02 February 2011

Lottery

Since this fall, I've been a bit concerned about the lottery process for third year rotations.  There were four places I was willing to be happy about going out of ten possibilities.  The downside was that those four places had less than 25% of the student slots.  I had a strong first choice that would allow me to spend much more time home with K while the others would keep me living within 2 hours of him.  Every time I thought I had a strategy for lottery day, I would check the list again and find myself discouraged at the likely outcome of the strategy.  My future rested on a single ping pong ball.

I fully acknowledge the ridiculousness of that statement though.  It isn't my future, it isn't anything more than a place to spend a year learning to be a physician.  Yes, I was concerned about the quality of the education offered but that is extremely hard to determine from my seat in the classroom.  So much of a clinical experience depends on the specific physician, resident, nurses, etc. I will be working with and the attitude and skills I present to them.  Dr. Jones might be a terrible fit for me but a great match for the student in the next seat, but we have no way to figure that out and are left stressing over the details of location, housing options, call schedules and things we really shouldn't care this much about.

The lottery room opens and everyone heads over to their first choice site and ping pong balls go in the bucket. 1 seat is removed for the loser lotto, and my choice has 7 seats to fill with 10 balls in the bucket. I'm nervous and messaging madly with K who is peering in a window because he's not allowed inside yet. Ball after ball gets pulled and then we're done, 7 happy students. My ball is still in the bucket. Wait! My ball is still in the bucket.

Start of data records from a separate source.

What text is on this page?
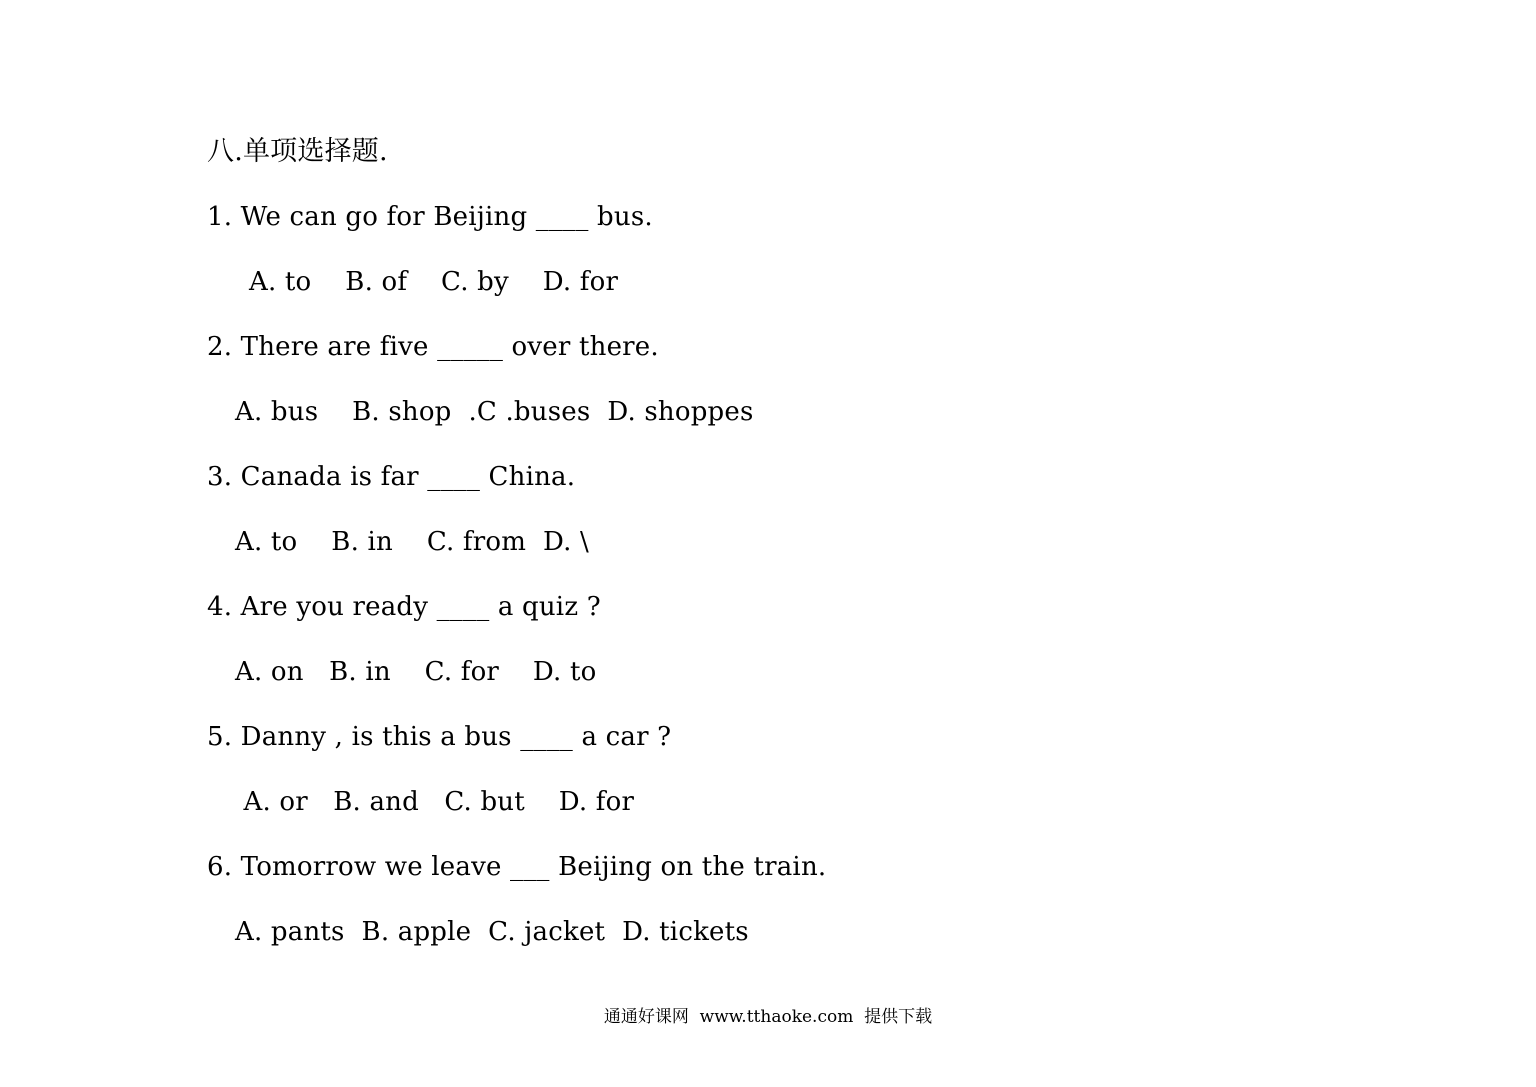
八.单项选择题.
1. We can go for Beijing ____ bus.
A. to    B. of    C. by    D. for
2. There are five _____ over there.
A. bus    B. shop  .C .buses  D. shoppes
3. Canada is far ____ China.
A. to    B. in    C. from  D. \
4. Are you ready ____ a quiz ?
A. on   B. in    C. for    D. to
5. Danny , is this a bus ____ a car ?
A. or   B. and   C. but    D. for
6. Tomorrow we leave ___ Beijing on the train.
A. pants  B. apple  C. jacket  D. tickets
通通好课网  www.tthaoke.com  提供下载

There is a quick second round which is irrelevant because there are only two locations with seats open outside the lottery and those two are nobody's second choice. I joke around with the first year students running the lottery and accidentally find the girl who will be pulling the balls in the loser lotto, making sure to tell her that she's "looking" for #58. Now, K gets to come in to help me decide where to go when my ball finally gets pulled. I still have options, there are five seats left at the four places I was willing to go.  All the balls go into the bucket.

Before I even realize that we've started, they pull the first ball.  #58.  K looks at me and wonders why I'm not moving.  I'm waiting for them to realize there was a mistake, or it is a joke, or I'm not really sure what.  I get my first choice spot, crushing the hopes of the two other students who wanted it - including the friend I've sat next to in class for two years.  I leave feeling happy about my luck and upset for those still in the room, there isn't anyone in there I don't know well.  Even though the story ends happily for me, it still feels like a terrible night and a painful way to make a difficult distribution of students across clinical sites.